Advantages of semaphores:

• Processes do not busy wait while waiting for resources. While waiting, they are in a ``suspended'' state, allowing the CPU to perform other chores.
• Works on (shared memory) multiprocessor systems.
• User controls synchronization.

Disadvantages of semaphores:

1. can only be invoked by processes--not interrupt service routines because interrupt routines cannot block
2. user controls synchronization--could mess up.

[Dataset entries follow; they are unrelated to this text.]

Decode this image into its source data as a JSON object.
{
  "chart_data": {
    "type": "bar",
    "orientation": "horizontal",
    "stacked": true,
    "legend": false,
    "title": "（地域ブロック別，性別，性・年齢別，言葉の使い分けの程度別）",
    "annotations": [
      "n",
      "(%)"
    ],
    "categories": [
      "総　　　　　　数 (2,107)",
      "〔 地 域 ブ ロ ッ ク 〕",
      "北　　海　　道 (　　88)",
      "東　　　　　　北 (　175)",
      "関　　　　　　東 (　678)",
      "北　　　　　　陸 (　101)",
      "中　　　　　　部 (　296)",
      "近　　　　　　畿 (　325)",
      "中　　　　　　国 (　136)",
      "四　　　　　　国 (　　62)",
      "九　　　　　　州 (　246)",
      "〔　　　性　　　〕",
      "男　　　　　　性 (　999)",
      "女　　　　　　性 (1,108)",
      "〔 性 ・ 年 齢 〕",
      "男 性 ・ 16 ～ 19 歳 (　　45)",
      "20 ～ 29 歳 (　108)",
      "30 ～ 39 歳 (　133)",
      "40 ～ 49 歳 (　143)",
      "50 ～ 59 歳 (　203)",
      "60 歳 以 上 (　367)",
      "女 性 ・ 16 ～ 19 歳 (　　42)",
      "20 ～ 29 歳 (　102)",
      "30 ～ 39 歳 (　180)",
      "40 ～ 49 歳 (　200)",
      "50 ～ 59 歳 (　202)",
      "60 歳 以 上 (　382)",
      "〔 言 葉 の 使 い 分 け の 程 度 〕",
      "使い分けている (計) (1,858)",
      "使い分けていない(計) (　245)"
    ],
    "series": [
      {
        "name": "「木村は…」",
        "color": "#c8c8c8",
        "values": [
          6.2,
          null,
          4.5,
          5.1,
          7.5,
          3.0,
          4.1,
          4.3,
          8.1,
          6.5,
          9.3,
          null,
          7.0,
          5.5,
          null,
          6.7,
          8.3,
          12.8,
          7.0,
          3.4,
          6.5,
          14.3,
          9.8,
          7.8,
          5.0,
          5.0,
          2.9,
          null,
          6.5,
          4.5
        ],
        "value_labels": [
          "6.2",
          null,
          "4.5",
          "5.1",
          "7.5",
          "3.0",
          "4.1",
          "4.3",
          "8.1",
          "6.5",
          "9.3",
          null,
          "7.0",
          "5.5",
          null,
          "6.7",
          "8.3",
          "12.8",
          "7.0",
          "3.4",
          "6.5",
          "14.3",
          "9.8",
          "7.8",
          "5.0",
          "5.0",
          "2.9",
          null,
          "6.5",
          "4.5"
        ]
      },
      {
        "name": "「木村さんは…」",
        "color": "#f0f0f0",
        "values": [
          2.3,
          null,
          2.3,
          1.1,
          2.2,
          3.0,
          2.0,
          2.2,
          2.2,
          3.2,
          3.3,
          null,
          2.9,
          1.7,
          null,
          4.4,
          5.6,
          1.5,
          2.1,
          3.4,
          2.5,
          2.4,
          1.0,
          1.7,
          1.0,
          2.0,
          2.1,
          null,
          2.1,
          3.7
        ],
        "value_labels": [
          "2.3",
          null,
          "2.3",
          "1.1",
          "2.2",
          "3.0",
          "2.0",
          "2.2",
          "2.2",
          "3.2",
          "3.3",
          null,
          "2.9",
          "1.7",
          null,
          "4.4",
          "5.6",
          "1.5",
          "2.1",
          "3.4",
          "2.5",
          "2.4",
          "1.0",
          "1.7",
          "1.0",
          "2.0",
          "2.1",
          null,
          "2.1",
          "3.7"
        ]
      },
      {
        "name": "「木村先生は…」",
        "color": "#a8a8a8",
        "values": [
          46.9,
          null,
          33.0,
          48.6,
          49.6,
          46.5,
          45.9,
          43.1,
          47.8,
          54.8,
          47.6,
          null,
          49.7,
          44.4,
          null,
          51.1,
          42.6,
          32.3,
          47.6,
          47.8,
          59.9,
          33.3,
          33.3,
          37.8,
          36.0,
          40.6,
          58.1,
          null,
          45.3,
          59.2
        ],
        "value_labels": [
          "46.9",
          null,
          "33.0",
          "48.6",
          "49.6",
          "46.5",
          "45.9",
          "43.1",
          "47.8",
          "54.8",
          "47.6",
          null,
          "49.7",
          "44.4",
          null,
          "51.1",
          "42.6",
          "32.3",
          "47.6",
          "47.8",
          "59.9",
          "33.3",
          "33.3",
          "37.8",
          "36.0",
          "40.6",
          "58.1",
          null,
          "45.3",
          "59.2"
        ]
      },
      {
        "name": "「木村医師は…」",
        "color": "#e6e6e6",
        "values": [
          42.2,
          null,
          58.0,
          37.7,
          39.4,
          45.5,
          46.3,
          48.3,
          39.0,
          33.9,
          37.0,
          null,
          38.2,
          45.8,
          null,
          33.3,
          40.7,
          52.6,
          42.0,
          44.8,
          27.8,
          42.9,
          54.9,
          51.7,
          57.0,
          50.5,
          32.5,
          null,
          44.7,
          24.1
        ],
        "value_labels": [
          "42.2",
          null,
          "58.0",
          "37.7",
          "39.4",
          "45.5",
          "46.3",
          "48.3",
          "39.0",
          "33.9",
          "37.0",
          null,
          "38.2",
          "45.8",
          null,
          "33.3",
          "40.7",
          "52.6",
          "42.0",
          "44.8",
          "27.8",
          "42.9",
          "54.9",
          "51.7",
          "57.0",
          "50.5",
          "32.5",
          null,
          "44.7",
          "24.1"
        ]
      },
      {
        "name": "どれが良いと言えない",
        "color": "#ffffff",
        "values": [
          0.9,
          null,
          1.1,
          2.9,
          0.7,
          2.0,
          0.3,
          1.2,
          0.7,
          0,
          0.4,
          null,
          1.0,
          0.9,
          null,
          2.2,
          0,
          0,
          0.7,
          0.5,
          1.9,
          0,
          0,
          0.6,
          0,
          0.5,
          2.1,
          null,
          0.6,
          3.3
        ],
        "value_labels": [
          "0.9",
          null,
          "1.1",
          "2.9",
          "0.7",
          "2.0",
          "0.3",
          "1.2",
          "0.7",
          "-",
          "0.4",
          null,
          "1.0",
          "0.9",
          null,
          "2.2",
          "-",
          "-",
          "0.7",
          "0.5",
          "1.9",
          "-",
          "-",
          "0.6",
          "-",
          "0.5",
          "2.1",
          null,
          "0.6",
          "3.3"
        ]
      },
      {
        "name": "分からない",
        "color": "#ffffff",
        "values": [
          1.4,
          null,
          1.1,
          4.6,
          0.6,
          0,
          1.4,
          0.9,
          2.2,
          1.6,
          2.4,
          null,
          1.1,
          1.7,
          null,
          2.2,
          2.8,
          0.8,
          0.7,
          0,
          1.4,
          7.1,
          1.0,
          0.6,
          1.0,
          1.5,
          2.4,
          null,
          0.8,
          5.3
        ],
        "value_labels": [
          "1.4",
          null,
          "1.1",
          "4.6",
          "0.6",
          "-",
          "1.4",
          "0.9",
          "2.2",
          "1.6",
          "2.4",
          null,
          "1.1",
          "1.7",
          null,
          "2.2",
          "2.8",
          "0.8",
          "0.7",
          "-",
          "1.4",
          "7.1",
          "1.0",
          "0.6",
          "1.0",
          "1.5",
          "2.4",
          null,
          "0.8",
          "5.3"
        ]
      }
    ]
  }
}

UNIX version (with our routines)

// prodcons.C
#include <iostream.h>
#include <unistd.h>
#include "sem.h"

int CreateProcess(void (*)());        /* func. prototype */

int psem, csem; /* semaphores */
int *pn;
main()
{
    void producer(), consumer();

    pn = (int *)shmcreate(sizeof(int));
    *pn = 0;
    csem = semcreate(0);
    psem = semcreate(1);
    CreateProcess(producer);
    consumer();             // let parent be the consumer
    semdelete(csem);
    semdelete(psem);
    shmdelete((char *)pn);
}
void producer()
{
    int i;
    for (i=0; i<5; i++) {
        semwait(psem);
        (*pn)++;  // increment n by 1 
        semsignal(csem);
    }
}       
void consumer()
{
    int i;
    for (i=0; i<5; i++) {
        semwait(csem);
        cout << "n is " << *pn << '\n';   // print value of n
        semsignal(psem);
    }
}

int CreateProcess(void (*pFunc)())
{
    int pid;

    if ((pid = fork()) == 0) {
        (*pFunc)();
        exit(0);
    }
    return(pid);
}

More on Semaphores

How does the Operating System implement semaphores? Like the process table, it disables interrupts (or uses spin lock on multiprocessor) when manipulating the semaphore table.

Look at Fig. 2-24 in text. Why the mutex semaphore? Because there could be multiple producers and consumers and the buffer size is greater than one.

Summarizing Semaphores

What are the number of semaphores and the initial counts for each of the following situations:

1. mutex for two processes: one semaphore with init count of 1
2. mutex for three processes: same
3. one producer/one consumer, single shared value: two sems, count of 0 and 1
4. one producer/one consumer, n shared values: two sems, count of 0 and n
5. two producers/two consumers, single shared value: two sems, count of 0 and 1
6. two producers/two consumers, n shared values: three sems, count of 0, n and 1 (for mutex).